Оказывается, можно, сбросив маску воспитанности, открыть свое животное нутро – без ограничений. Свобода! Или – воля, как кому угодно, спор о терминах здесь ни при чем. И сегодня чинные семейные пары редко посещают спортивные состязания: боятся хулиганства. А отряды юных «фанатов» уже привыкли биться не на жизнь, а на смерть и с соперничающими группировками, и с милицией. Результаты этого очаровательного развлечения, пришедшего к нам из просвещенной Европы, право, пустяшные: десятки и сотни убитых и покалеченных. Молодежную агрессию, взлелеянную в фанатских группировках, используют и будут использовать в политических целях – и как пугало, и как клаку. Успешно бороться с этим явлением невозможно: слишком многим оно выгодно, а там, где играют деньги, оркестры замолкают.


К сожалению, в наш век высоких информационных технологий общественное настроение зависит от моды сильнее, чем прежде, когда важную роль играла консервативная традиция православия. И оказалось, что из моды может выйти не только песенка или кашне, но и доброта. Спокойствие и взвешенность тоже кажутся старомодными, пресными, совсем не экстремальными качествами. Жизни на высоких скоростях мало – жажда острых ощущений нарастает, как жажда при диабете. Разумеется, и склонность к анархии, и увлечения всяческой экстремальщиной присутствовали в истории нашего народа. Но магистральной, культурообразующей всегда была противоположная этика. Вспомнил, как трактовал начало русской государственности летописец в «Повести временных лет». Речь идет о 862 годе: «Изгнали варяг за море, и не дали им дани, и начали сами собой владеть, и не было среди них правды, и встал род на род, и была у них усобица, и стали воевать друг с другом. И сказали себе: «Поищем себе князя, который бы владел нами и судил по праву». И пошли за море к варягам, к руси. Те варяги назывались русью, как другие называются шведы, а иные норманны и англы, а еще иные готландцы, – вот так и эти. Сказали руси, чудь, словене, кривичи и весь: «Земля наша велика и обильна, а порядка в ней нет. Приходите княжить и владеть нами».


Летописец лаконичен и загадочен как сфинкс, но через всю «Повесть» проводится идея, подхваченная и последователями Нестора: самое страшное – это усобица, братоубийственное кровопролитие, разобщение. Силой и компромиссами прекращали усобицы и Ярослав, и Владимир Мономах – властители, которых летописец ставит в пример современникам. Уроков Нестора потомки не забывали. Одна лишь полномощная власть способна примирить враждующих, объединить разрозненный народ общей задачей. Терпеливое понимание необходимости государства не раз спасало русский народ от наплывов самоубийственного ухарства.


Терпение – наше великое достояние, благодаря которому Россия устояла в войнах, сберегла собственную культуру. В этом терпении нет подобострастия, в нем – особая дисциплина, присущая только евразийскому народу. Неприятие потрясений, природное охранительство (ни в коем случае не раскачивать лодку!) – тот фундамент, на котором стоит Россия. Ради утверждения государственности, ради прекращения смут новгородцы в 862 году пожертвовали личной свободой. В последующей тысячелетней летописи Россия не раз делала схожий выбор на самых опасных перекрестках истории. Хватало мудрости.

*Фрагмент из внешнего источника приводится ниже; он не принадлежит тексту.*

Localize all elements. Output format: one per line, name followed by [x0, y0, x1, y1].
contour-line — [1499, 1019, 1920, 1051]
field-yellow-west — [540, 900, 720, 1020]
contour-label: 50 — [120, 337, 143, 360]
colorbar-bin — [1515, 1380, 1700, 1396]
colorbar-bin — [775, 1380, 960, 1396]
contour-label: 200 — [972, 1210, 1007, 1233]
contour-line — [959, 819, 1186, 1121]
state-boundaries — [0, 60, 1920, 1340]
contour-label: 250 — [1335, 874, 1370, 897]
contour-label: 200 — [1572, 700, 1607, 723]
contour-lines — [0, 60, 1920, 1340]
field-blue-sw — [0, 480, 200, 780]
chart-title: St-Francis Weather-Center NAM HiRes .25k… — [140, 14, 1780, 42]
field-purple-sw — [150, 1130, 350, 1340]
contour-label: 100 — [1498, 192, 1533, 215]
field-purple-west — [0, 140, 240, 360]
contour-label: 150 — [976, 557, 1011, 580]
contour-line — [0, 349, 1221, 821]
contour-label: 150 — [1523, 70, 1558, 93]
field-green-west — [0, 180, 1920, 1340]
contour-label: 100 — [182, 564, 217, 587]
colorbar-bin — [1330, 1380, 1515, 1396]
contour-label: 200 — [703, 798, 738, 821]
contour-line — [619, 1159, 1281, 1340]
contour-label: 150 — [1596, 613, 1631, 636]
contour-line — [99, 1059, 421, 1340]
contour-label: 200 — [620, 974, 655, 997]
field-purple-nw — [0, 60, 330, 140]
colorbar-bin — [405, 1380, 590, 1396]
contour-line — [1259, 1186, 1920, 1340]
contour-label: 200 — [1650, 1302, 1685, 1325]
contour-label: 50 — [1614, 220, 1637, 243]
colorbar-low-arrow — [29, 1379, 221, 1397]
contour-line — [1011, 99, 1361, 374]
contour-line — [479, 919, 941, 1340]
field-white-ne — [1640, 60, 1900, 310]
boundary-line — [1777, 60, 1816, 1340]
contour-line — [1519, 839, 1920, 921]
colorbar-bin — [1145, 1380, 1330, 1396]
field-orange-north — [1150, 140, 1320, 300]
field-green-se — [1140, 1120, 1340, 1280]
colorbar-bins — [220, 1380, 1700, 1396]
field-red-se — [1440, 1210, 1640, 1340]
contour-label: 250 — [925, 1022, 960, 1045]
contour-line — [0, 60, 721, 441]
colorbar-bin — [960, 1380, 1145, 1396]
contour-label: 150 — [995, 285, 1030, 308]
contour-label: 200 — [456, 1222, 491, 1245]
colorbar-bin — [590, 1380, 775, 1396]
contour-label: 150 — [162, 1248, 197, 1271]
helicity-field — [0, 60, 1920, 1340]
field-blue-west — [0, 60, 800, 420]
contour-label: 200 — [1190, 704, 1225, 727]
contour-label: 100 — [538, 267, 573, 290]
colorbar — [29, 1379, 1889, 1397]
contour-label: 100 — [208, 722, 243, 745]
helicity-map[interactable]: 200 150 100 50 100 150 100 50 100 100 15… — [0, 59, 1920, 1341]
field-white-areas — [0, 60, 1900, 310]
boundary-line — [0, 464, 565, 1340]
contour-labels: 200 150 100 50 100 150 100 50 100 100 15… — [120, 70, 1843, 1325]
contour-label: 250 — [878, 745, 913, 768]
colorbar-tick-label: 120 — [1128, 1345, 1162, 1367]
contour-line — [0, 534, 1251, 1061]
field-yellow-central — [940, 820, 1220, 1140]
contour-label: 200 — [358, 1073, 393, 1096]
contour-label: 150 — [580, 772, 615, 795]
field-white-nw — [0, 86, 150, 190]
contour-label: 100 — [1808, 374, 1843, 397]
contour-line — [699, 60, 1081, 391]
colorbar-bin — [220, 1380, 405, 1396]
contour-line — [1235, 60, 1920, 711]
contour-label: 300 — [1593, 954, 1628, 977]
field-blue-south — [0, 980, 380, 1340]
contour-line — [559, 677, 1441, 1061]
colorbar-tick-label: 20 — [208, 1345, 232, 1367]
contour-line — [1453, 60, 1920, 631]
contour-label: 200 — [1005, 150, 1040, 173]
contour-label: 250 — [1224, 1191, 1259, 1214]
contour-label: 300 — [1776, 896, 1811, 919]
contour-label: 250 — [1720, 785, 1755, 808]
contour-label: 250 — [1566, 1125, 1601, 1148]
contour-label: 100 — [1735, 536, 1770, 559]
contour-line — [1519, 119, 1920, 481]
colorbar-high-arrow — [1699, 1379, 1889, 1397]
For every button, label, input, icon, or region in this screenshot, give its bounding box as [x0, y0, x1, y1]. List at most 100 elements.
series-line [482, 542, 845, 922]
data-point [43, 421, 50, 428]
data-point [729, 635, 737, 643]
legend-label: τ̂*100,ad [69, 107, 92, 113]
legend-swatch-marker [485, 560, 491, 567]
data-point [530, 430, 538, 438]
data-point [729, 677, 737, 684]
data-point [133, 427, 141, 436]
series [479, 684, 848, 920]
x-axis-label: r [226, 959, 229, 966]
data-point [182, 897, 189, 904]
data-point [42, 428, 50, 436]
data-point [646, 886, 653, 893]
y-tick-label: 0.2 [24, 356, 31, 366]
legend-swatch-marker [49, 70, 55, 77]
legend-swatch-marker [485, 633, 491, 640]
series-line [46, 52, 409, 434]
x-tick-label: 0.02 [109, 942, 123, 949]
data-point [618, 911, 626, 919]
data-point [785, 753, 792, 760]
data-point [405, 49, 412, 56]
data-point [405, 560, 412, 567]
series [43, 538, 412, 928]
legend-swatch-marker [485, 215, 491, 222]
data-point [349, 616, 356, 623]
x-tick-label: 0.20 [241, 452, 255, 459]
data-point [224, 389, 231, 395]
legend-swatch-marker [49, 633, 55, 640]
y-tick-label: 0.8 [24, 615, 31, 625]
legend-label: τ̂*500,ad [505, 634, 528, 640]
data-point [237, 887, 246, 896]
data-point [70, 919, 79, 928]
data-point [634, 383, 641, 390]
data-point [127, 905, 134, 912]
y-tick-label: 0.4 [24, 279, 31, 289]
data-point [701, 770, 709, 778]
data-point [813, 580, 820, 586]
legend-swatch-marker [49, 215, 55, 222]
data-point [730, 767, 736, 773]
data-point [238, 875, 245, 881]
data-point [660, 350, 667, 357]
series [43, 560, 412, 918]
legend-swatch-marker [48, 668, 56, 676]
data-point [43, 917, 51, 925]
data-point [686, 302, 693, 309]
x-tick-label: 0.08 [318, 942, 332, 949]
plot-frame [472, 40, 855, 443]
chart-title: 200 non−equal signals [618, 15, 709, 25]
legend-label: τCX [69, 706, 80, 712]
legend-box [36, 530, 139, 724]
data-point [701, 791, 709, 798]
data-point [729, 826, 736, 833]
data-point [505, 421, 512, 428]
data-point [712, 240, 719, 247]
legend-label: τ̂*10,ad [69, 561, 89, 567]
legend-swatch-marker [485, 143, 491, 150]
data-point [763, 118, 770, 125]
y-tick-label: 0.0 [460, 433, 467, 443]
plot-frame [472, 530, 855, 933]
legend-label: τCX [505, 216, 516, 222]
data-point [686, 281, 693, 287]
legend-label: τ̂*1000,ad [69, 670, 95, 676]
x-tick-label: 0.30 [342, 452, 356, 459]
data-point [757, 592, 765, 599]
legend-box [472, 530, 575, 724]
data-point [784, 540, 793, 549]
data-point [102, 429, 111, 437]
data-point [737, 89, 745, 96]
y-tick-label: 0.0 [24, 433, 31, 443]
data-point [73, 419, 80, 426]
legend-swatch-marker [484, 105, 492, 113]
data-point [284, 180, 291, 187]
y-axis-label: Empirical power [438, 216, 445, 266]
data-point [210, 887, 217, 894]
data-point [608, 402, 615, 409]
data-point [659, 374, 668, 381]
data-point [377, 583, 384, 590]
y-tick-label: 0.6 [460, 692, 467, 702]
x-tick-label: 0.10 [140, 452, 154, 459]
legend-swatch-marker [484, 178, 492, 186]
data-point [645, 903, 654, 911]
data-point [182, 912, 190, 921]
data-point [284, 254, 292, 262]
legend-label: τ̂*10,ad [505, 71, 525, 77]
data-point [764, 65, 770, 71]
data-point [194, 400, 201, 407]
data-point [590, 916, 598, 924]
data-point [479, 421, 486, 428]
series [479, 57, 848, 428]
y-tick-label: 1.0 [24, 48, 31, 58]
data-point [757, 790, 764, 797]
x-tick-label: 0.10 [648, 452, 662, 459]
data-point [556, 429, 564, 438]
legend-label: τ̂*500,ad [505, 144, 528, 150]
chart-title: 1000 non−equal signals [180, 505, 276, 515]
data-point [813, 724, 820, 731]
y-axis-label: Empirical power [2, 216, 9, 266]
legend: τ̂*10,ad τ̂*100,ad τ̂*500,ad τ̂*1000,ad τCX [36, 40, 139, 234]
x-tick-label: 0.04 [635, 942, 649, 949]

Есть у русской интеллигенции привычка из каждой мухи в отечественной котлете делать пессимистические выводы эпохального масштаба, которые сводятся к признанию фатальных недостатков нашего народа. Интересно, придет ли в голову какому-нибудь обитателю Нью-Йорка говорить об отсутствии перспектив у американской нации, если карманы классических джинсов сработаны таким образом, что невозможно положить в них бумажник или связку ключей без ущерба для здоровья...      


Тем, кто одержим болезненной жаждой перемен, хотелось бы изменить ситуацию, уничтожить даже школьный историко-литературный курс. Ох уж эти реформы! Так и хочется, по примеру генерала Крутицкого из пьесы «На всякого мудреца довольно простоты», засесть за трактат «О вреде реформ вообще»… Конечно, ни русская литературная классика, ни, скажем, ПСС В.И. Ленина не может служить универсальной кладовой ответов на любые вопросы.


Но без уроков классики нельзя, дискуссия Пушкина, Чаадаева, Герцена, Достоевского, Тургенева, Толстого расцветала такими цветами, что без нее нам никогда не ощутить, что такое русский дух.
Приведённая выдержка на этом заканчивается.